Oh, Julianna, I'm so sorry.
On the hearth lay Saoirse's forgotten gloves. I suppose it is a penance—and before the penance must come confession. Lifting his head, he brought out a fresh piece of parchment. The gently sloping letters that emerged from the tip of his quill were exquisitely formed.
To my friend Naill, Guild Master,
Enclosed you will find the Letter of Malta, which I, magic-drugged, stole from the guild when I was fifteen. I falsely accused my sister of the crime. I stood by and did nothing as the sheriff tied her to a fence post and stacked thatch around her feet to burn her. I remained silent as she screamed for help. Her rescue was accomplished by a family friend who, when my mother died, came to pay her respects to my sister and me. I am prepared to accept whatever punishment the guild should require. Only this I ask: that you reply to this letter and tell me the secret of the Letter of Malta. One last magical person has been born. This person has come to me for help. This person is of such great power that if consumed, I fear the dragon that pursues will regain its former strength and terrorize the land.

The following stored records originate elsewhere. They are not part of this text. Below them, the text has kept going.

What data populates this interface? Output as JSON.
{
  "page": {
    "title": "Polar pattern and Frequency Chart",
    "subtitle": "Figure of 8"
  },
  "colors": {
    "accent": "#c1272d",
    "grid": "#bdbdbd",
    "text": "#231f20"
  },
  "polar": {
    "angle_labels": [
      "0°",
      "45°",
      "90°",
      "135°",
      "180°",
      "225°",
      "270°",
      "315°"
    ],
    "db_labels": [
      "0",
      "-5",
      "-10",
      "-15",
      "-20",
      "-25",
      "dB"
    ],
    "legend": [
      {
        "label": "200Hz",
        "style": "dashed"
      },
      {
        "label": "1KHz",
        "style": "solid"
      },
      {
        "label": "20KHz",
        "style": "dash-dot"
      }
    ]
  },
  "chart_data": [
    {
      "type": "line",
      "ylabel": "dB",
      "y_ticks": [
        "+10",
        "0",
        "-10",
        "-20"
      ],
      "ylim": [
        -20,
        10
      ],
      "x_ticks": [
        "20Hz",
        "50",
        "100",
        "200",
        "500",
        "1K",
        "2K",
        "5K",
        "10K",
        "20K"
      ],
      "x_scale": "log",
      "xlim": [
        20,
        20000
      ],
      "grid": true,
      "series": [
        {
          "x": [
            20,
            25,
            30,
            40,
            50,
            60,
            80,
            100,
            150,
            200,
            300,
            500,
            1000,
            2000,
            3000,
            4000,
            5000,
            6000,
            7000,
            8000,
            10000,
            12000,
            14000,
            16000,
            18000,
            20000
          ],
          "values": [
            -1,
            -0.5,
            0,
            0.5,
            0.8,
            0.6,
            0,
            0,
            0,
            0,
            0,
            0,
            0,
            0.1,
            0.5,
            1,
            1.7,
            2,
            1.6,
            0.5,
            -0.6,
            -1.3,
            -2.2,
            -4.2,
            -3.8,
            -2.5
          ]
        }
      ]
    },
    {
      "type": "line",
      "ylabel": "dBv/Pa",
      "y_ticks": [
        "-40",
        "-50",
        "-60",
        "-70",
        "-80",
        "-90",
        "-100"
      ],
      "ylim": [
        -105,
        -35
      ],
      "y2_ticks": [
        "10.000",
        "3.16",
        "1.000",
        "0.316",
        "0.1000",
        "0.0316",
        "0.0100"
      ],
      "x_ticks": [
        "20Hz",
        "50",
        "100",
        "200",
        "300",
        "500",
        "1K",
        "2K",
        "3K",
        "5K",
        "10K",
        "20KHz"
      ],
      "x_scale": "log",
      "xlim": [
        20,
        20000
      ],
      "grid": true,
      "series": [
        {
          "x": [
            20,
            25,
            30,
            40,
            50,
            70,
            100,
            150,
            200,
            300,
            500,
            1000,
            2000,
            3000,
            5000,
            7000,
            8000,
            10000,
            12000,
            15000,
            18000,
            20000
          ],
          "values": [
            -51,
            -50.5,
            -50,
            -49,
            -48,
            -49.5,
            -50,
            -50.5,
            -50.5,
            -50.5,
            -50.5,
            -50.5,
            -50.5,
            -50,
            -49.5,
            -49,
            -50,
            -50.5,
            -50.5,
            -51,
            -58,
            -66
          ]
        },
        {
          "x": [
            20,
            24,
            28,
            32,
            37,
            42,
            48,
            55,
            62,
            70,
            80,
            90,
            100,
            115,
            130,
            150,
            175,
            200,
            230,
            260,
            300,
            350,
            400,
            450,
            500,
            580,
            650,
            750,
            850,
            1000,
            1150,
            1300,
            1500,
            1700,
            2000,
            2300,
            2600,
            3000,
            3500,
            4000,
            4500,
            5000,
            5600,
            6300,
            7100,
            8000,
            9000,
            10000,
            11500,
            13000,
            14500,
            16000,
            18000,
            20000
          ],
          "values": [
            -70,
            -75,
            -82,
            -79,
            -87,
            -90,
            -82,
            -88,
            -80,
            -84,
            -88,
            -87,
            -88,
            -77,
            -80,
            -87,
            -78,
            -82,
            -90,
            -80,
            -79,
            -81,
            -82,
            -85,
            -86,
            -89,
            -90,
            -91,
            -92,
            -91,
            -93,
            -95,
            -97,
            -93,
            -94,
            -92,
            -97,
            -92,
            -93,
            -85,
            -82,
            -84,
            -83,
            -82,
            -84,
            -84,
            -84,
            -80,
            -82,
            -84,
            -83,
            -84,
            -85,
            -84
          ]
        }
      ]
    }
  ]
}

Please help. I was wrong about so many things.
I am truly sorry,
Nat
This letter, together with the Letter of Malta, Murtagh secured in a leather pouch. Calling for a messenger, he said, “Take this to the guild and place it in the hands of the Guild Master.” As the man turned, Murtagh grabbed his arm. “Into the hands of the Guild Master only. No other.”